The scientific study of multi-phase flows is a challenging task for analytical and experimental works. Thus, sophisticated and specialized numerical methods are in need for the direct numerical simulation of such problems. In this work a high-order multi-phase flow solver on the basis of the extended Discontinuous Galerkin (extended DG/XDG) method is developed. This allows the direct numerical simulation of the transient incompressible two-phase Navier-Stokes equations in their sharp interface formulation. The approximation space of the local ansatz-functions is adapted to be conform to the position of the interface. The interface, described as a level-set function, is discretized by a standard DG method that enables a sub-cell accurate representation of sharp jumps in the pressure field and kinks in the velocity field.
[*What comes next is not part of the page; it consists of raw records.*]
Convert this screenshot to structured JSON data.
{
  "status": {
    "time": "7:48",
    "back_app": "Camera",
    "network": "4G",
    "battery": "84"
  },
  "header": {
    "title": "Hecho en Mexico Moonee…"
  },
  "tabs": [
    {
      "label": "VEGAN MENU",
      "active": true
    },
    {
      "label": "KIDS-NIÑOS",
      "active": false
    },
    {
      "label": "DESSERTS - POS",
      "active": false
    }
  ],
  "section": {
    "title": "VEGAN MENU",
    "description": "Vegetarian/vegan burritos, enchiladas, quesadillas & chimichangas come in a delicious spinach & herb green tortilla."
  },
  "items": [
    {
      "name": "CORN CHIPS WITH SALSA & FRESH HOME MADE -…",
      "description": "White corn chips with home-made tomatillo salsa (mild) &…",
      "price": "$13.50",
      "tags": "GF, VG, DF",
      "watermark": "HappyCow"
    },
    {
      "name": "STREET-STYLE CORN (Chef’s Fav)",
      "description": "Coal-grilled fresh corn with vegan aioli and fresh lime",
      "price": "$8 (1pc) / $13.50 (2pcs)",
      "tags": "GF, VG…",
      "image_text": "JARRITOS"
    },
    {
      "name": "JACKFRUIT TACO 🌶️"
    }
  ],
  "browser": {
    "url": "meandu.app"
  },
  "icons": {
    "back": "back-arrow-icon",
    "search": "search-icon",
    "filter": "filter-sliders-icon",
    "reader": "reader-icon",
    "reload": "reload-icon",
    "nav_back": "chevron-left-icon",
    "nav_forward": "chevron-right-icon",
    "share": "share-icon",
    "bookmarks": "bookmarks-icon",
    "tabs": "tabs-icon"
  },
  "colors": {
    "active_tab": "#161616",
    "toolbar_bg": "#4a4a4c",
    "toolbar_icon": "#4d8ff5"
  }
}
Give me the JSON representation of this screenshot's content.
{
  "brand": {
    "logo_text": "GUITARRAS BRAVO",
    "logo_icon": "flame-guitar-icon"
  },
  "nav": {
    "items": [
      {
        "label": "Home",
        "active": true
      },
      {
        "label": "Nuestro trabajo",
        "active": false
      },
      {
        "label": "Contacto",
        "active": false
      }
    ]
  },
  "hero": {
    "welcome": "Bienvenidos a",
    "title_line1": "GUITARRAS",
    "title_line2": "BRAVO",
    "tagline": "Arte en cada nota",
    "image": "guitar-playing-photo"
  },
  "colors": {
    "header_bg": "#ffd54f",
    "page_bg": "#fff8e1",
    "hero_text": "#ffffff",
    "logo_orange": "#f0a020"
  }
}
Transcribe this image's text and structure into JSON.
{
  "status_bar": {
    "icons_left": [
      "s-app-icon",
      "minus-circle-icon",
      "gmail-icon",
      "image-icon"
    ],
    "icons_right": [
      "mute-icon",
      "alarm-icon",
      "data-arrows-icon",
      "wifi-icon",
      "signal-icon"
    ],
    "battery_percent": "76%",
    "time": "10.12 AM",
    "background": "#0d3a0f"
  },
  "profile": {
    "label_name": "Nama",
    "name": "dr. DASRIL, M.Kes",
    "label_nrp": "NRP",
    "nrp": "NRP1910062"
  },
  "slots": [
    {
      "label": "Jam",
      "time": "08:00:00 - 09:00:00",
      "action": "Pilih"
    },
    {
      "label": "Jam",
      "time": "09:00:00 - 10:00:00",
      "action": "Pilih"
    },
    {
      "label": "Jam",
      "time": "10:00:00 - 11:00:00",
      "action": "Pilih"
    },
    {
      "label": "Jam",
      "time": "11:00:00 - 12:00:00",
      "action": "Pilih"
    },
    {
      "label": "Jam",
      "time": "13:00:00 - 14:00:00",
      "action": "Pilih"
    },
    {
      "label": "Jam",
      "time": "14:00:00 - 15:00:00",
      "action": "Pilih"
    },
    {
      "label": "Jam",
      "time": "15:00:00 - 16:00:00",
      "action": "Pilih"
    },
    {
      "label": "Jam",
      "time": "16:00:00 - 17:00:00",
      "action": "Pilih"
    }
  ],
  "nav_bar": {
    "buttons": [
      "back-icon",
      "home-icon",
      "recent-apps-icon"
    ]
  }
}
For the numerical treatment of the surface tension force the Laplace-Beltrami formulation without regularization is implemented. Stability issues regarding the energy conservation of the solver are addressed. The developed solver is validated against a wide range of typical two-phase surface tension driven flow phenomena including capillary waves, an oscillating droplet and a rising bubble. Allowing the simulation of dynamic contact line problems, the generalized Navier boundary condition is adapted for the XDG discretization. The results regarding the rise of liquid in a capillary build the basis of a new benchmark setup for capillarity driven flow problems. Another extension of the solver is the implementation of the coupled two-phase heat equation in context of the XDG method. Furthermore, the discretization for both the Navier-Stokes equations and the heat equation is extended to allow a mass and energy flow across the interface. This way the velocity field exhibits a sharp jump and the temperature field shows a kink at the interface. A first basic validation is provided against analytical solutions. This work presents a multi-purpose flow solver for the direct simulation of multi-phase flows involving dynamic contact lines and phase changes due to evaporation. It is based on the XDG method to allow a sub-cell accurate approximation in context of the sharp interface formulation.